[jira] [Commented] (HBASE-12728) buffered writes substantially less useful after removal of HTablePool

Carter (JIRA) Wed, 07 Jan 2015 02:17:09 -0800

    [ 
https://issues.apache.org/jira/browse/HBASE-12728?page=com.atlassian.jira.plugin.system.issuetabpanels:comment-tabpanel&focusedCommentId=14267482#comment-14267482
 ]


Carter commented on HBASE-12728:
--------------------------------

Lots of great comments/questions.  Solomon can dig into some of the grittier 
implementation trade-offs, as this is largely his design.  I can answer some 
initial questions to keep the ball rolling:

{quote}
{{ExceptionListener}} should also get the original {{Put}}
{quote}

We were planning to return {{RetriesExhaustedWithDetailsException}} whenever 
possible, which contains the Put.  That’s more consistent with calling Put 
synchronously.

{quote}
all these API's should accept Mutation as the argument
{quote}

Figuring that’s where we should head eventually, but doesn’t seem we need to be 
there immediately, right?  Probably makes sense to follow Stack’s idea and make 
a more general name, e.g. s/AsyncPutter/AsyncMutator/

{quote}
AsyncPutter looks a lot like HTable's internal AsyncProcess
{quote}

Yeah, worth making sure we’re not reinventing the wheel, but also don’t want to 
inherit unnecessary complexity.  I'll leave this one to Solomon, and maybe it 
can be debated further in a patch review.

{quote}
does BufferedTable.flush() block the calling thread?
{quote}

Absolutely.  It’s a way to guarantee that previous writes are persisted, when 
such confidence is needed.

{quote}
Isn't PutBuffer just an implementation detail…
{quote}

PutBuffer is an implementation detail, and it’s probably confusing that I 
surfaced it in the last straw man.  Just disregard it and focus on the 
AsyncPutter, which is the long-lived owner of the buffered mutation mechanism 
and all that entails.

{quote}
In the event of a BufferedTable that does not share it's PutBuffer with any 
other instances, can it just defer back to the current implementation in HTable?
{quote}

If it makes sense to have a different AsyncPutter for single-threaded 
situations than multi-threaded, then I’d suggest another implementation rather 
than trying to make it guess for itself.  But why do you think we should have 
multiple implementations?  Synchronization locks should be insignificant 
compared to even very fast wire latencies.

{quote}
On AsyncPutter, will we ever want to buffer Increments or Appends or Deletes?
{quote}

I think deletes make sense.  Appends make me nervous because we’re already 
breaking sequence guarantees.  I think if we do a solution which supports puts, 
and can be extended to any other mutation, then we can decide at another time.  
Using {[AsyncMutator}} as a name would hint at such extensibility.

{quote}
do we even need to expose BufferedTable?
{quote}

Yes, need it for flush(), which I described more above.
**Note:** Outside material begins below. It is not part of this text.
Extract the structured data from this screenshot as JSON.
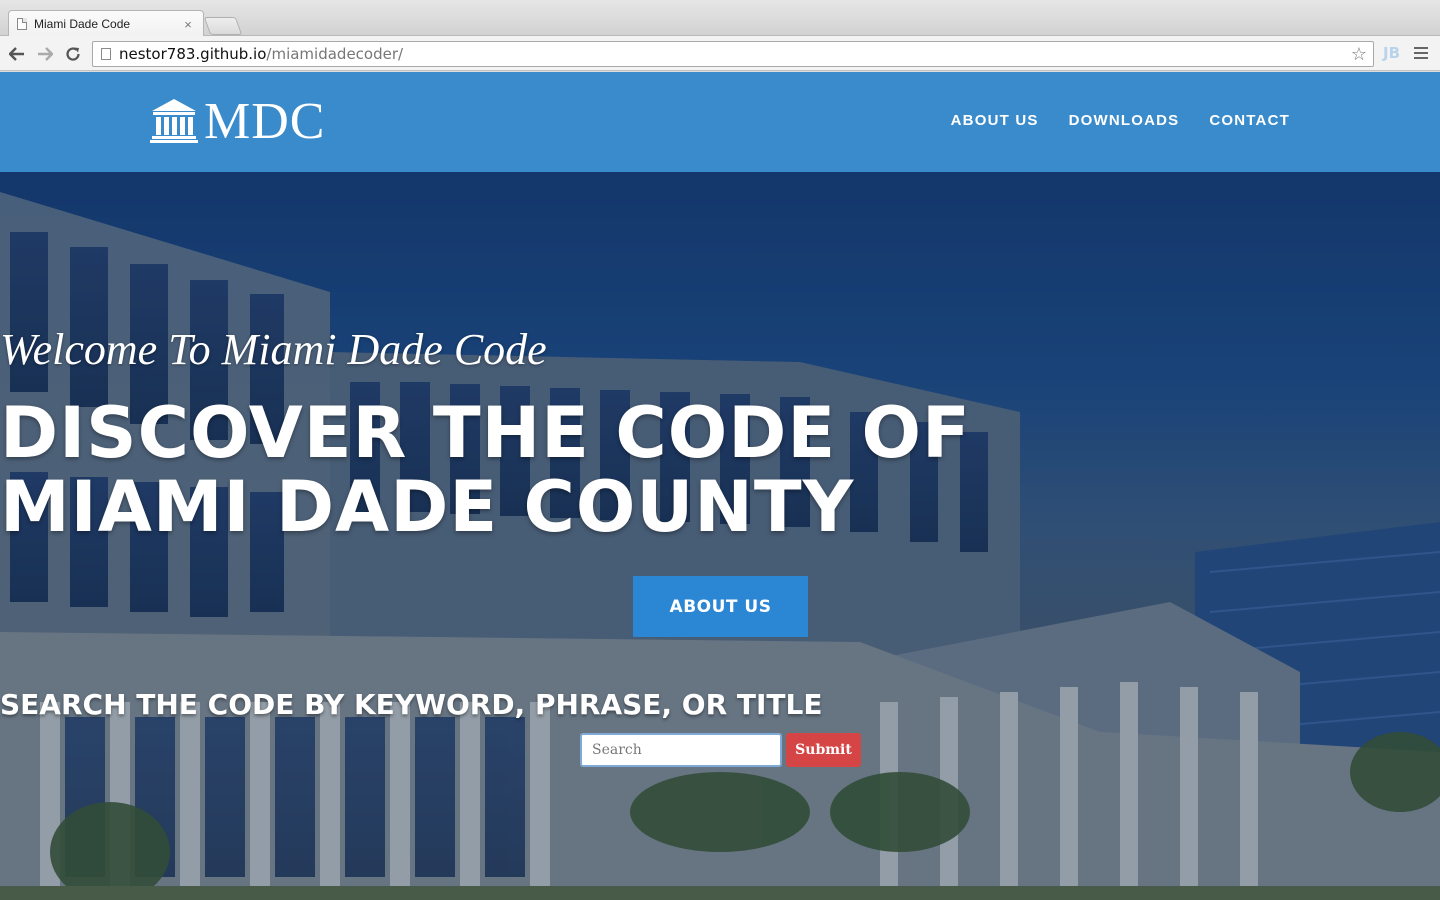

Re: stack’s concern on ExceptionListener, returning 
RetriesExhaustedWithDetailsException should provide enough info, no?

{quote}
BufferedTable shouldn't have a close
{quote}

I agree, but if it implements Table, then it has to have a nop close.
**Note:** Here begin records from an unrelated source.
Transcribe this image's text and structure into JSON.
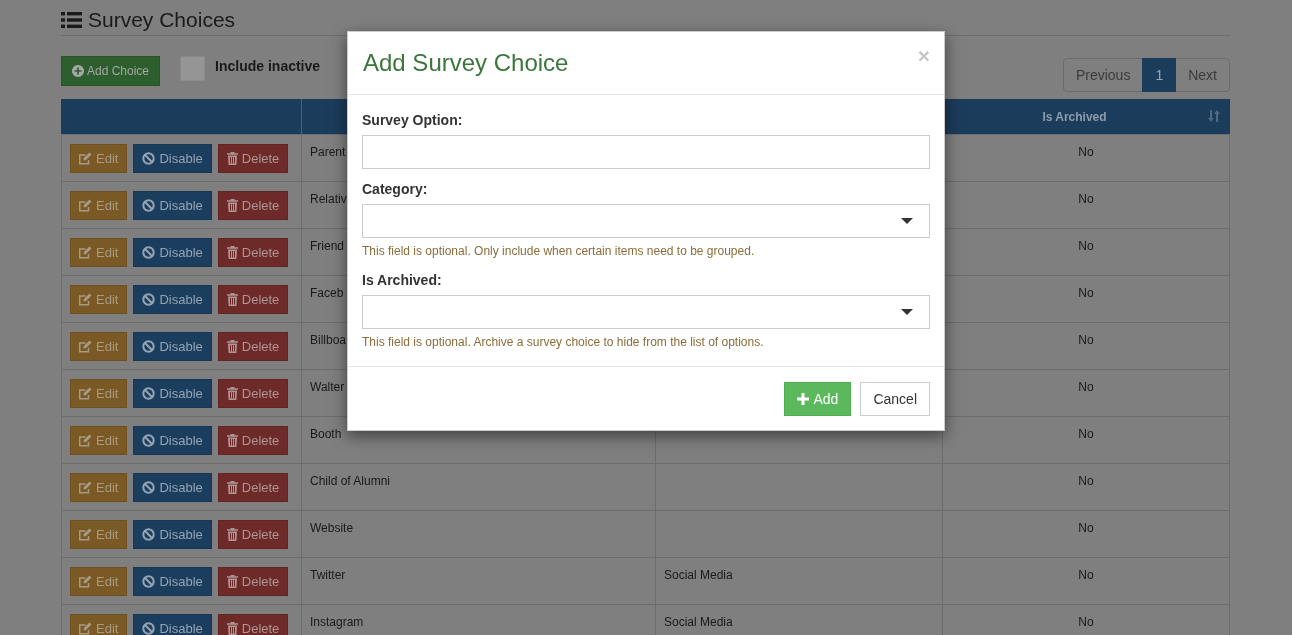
{
  "title": "Survey Choices",
  "add_button": "Add Choice",
  "include_inactive": {
    "label": "Include inactive",
    "checked": false
  },
  "pagination": {
    "previous": {
      "label": "Previous",
      "disabled": true
    },
    "pages": [
      {
        "label": "1",
        "selected": true
      }
    ],
    "next": {
      "label": "Next",
      "disabled": true
    }
  },
  "table": {
    "column_4_header": "Is Archived",
    "rows": [
      {
        "actions": [
          {
            "label": "Edit",
            "kind": "edit"
          },
          {
            "label": "Disable",
            "kind": "disable"
          },
          {
            "label": "Delete",
            "kind": "delete"
          }
        ],
        "column_2": "Parent",
        "column_4": "No"
      },
      {
        "actions": [
          {
            "label": "Edit",
            "kind": "edit"
          },
          {
            "label": "Disable",
            "kind": "disable"
          },
          {
            "label": "Delete",
            "kind": "delete"
          }
        ],
        "column_2": "Relativ",
        "column_4": "No"
      },
      {
        "actions": [
          {
            "label": "Edit",
            "kind": "edit"
          },
          {
            "label": "Disable",
            "kind": "disable"
          },
          {
            "label": "Delete",
            "kind": "delete"
          }
        ],
        "column_2": "Friend",
        "column_4": "No"
      },
      {
        "actions": [
          {
            "label": "Edit",
            "kind": "edit"
          },
          {
            "label": "Disable",
            "kind": "disable"
          },
          {
            "label": "Delete",
            "kind": "delete"
          }
        ],
        "column_2": "Faceb",
        "column_4": "No"
      },
      {
        "actions": [
          {
            "label": "Edit",
            "kind": "edit"
          },
          {
            "label": "Disable",
            "kind": "disable"
          },
          {
            "label": "Delete",
            "kind": "delete"
          }
        ],
        "column_2": "Billboa",
        "column_4": "No"
      },
      {
        "actions": [
          {
            "label": "Edit",
            "kind": "edit"
          },
          {
            "label": "Disable",
            "kind": "disable"
          },
          {
            "label": "Delete",
            "kind": "delete"
          }
        ],
        "column_2": "Walter",
        "column_4": "No"
      },
      {
        "actions": [
          {
            "label": "Edit",
            "kind": "edit"
          },
          {
            "label": "Disable",
            "kind": "disable"
          },
          {
            "label": "Delete",
            "kind": "delete"
          }
        ],
        "column_2": "Booth",
        "column_4": "No"
      },
      {
        "actions": [
          {
            "label": "Edit",
            "kind": "edit"
          },
          {
            "label": "Disable",
            "kind": "disable"
          },
          {
            "label": "Delete",
            "kind": "delete"
          }
        ],
        "column_2": "Child of Alumni",
        "column_4": "No"
      },
      {
        "actions": [
          {
            "label": "Edit",
            "kind": "edit"
          },
          {
            "label": "Disable",
            "kind": "disable"
          },
          {
            "label": "Delete",
            "kind": "delete"
          }
        ],
        "column_2": "Website",
        "column_4": "No"
      },
      {
        "actions": [
          {
            "label": "Edit",
            "kind": "edit"
          },
          {
            "label": "Disable",
            "kind": "disable"
          },
          {
            "label": "Delete",
            "kind": "delete"
          }
        ],
        "column_2": "Twitter",
        "column_3": "Social Media",
        "column_4": "No"
      },
      {
        "actions": [
          {
            "label": "Edit",
            "kind": "edit"
          },
          {
            "label": "Disable",
            "kind": "disable"
          },
          {
            "label": "Delete",
            "kind": "delete"
          }
        ],
        "column_2": "Instagram",
        "column_3": "Social Media",
        "column_4": "No"
      }
    ]
  },
  "modal": {
    "title": "Add Survey Choice",
    "close": "×",
    "fields": [
      {
        "label": "Survey Option:",
        "kind": "text"
      },
      {
        "label": "Category:",
        "kind": "select",
        "help": "This field is optional. Only include when certain items need to be grouped."
      },
      {
        "label": "Is Archived:",
        "kind": "select",
        "help": "This field is optional. Archive a survey choice to hide from the list of options."
      }
    ],
    "buttons": [
      {
        "label": "Add",
        "kind": "primary"
      },
      {
        "label": "Cancel",
        "kind": "default"
      }
    ]
  }
}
We’re generally still in alignment with Lars’ comments.  Table implementations 
become lightweight.  BufferedConnection might be a bit of a misnomer, since 
it’s more a factory than a “buffered connection”.  But it seems easier for a 
developer to understand rather than minting a new factory concept.

{quote}
Just add a Connection.getBufferedTable
{quote}

But Connection is an interface.  BufferedConnection is intended as an 
implementation of that interface, something like:

{code:java}
public class BufferedConnection implements Connection {
    public BufferedConnection(Connection conn, ExceptionListener l);
}
{code}

The idea is that given any implementation of conn, BufferedConnection will wrap 
the encapsulated tables that are created with buffering logic.  If we put it in 
Connection, then we make buffering first-class functionality again, rather than 
extended functionality.

{quote}
Because in the proposal, the BufferedTable is not the owner of the put buffer
{quote}

BufferedTable#flush would be a synchronous pass-through to AsyncPutter#flush.  
It doesn't need to own it to do so.

Some more comments...

Was not planning to have BufferedTable to be heavy or thread safe.  Doing that 
makes it less interchangeable with HTable — which is not thread safe, and would 
be lighter after this refactor.

Basically the lifecycle revolves around the {{AsyncMutator}}, which is the only 
heavy thing here.  BufferedConnection constructs and owns it, and injects the 
mutator into new BufferedTable objects, which will be cheap to construct.  
Calling BufferedConnection#close would close AsyncMutator, which in turn would 
flush its buffers and shutdown its worker threads.  (And throw 
IllegalStateException if any other operations come through, except for another 
close, which should be idempotent.)

There was also a question about the need for two Connection objects.  There 
only needs to be one Connection object, which BufferedConnection would wrap.  
All operations, synchronous and asynchronous would go through it.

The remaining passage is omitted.